When the microwave pinged, signalling my dinner was ready, I quickly pulled the curtains, turned on the lamp, lit my lavender candle and settled in on the couch for a cosy listen while I ate. I wasn’t as engrossed in the story as I normally was, and that was because my mind kept drifting back to my bus journey home. How he’d looked at me, how close he’d been standing behind me, closer than he’d ever gotten before.

It seemed like he was concerned, but maybe that was just my wishful mind playing tricks. I sighed and pressed pause on the book. My chest was still full of butterflies at the memory of his arm brushing mine. It was such a small thing—tiny, really—but in my quiet world, it was monumental. Was he trying to provide some kind of comfort? A small connection to show he cared?

Probably not.

I was obviously getting way ahead of myself.

He only looked at me like he did because we got the same bus every day, and I was a familiar face to rest his eyes upon. I didn’t want that to be the case because although I was mostly content, a deep part of me I tried my best to keep small wanted someone to love. I’d spent years suppressing it. The problem was that part, though small, grew bigger all the time, and I was scared it might grow to consume me one day.

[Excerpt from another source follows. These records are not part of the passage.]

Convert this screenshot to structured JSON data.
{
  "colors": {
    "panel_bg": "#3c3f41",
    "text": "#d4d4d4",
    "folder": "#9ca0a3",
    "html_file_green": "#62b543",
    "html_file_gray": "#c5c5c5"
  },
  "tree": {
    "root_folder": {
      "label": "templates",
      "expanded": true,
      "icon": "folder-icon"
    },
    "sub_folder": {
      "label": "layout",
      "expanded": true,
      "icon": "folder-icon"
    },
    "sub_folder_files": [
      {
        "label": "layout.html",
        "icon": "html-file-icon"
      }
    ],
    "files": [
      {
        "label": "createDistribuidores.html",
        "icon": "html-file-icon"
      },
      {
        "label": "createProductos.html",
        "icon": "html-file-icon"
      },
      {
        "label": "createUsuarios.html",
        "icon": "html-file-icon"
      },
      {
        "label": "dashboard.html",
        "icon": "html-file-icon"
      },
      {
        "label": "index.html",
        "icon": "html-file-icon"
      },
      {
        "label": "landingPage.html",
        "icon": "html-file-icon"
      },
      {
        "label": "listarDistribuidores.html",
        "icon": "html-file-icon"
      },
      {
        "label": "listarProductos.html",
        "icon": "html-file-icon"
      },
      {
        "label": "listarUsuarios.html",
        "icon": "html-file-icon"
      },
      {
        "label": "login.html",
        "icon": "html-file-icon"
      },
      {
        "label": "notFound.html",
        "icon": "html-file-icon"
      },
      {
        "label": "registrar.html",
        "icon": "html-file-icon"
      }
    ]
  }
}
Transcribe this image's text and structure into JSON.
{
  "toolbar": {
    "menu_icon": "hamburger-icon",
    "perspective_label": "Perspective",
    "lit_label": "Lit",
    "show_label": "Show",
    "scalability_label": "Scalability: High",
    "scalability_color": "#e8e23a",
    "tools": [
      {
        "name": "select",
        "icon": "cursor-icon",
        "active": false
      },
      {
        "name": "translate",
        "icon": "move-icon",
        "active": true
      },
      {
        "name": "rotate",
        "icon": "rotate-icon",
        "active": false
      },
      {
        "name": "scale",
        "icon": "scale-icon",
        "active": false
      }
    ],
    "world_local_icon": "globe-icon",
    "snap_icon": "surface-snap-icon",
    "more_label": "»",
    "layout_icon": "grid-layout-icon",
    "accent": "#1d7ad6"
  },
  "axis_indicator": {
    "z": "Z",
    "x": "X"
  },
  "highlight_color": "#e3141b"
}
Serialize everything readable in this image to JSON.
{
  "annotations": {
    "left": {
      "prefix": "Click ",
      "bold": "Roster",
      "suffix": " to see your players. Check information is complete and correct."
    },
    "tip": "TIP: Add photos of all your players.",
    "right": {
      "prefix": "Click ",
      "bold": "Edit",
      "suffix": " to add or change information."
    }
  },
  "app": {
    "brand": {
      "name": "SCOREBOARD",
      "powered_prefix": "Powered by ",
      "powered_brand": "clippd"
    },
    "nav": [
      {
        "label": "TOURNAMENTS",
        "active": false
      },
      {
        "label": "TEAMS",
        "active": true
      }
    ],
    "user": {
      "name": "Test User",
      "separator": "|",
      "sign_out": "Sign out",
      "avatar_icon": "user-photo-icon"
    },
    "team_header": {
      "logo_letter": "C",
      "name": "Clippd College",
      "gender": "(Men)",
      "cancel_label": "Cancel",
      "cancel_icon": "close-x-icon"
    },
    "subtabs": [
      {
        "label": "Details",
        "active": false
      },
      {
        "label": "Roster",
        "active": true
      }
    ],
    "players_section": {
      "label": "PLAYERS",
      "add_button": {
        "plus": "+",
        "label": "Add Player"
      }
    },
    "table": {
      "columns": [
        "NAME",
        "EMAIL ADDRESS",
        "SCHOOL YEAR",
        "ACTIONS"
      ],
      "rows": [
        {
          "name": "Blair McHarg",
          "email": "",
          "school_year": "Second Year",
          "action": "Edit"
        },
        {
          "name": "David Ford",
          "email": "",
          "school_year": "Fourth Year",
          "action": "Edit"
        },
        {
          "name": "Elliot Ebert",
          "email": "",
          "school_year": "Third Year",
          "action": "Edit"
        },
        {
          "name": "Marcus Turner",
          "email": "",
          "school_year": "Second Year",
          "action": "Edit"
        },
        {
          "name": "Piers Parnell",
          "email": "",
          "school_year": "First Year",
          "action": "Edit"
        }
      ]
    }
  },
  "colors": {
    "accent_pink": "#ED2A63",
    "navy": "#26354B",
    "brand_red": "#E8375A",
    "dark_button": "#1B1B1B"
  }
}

Wanting love was a scary prospect. When I was little, I wanted to be loved more than anything, but I never got what I wanted. I’d loved my mother, she was my entire world, but all I’d gotten in return was her disdain. In her eyes, I was the anchor dragging her down, and after a while, I’d grown a hard shell. I decided I wouldn’t try to love or be loved because loving led to pain and rejection.

No, it was far better to be self-contained. To rely only on myself and not seek comfort or acceptance elsewhere. This method had been working well for me for a long time. I’ve been able to keep to myself and avoid the possibility of the same kind of heartache my mother made me feel.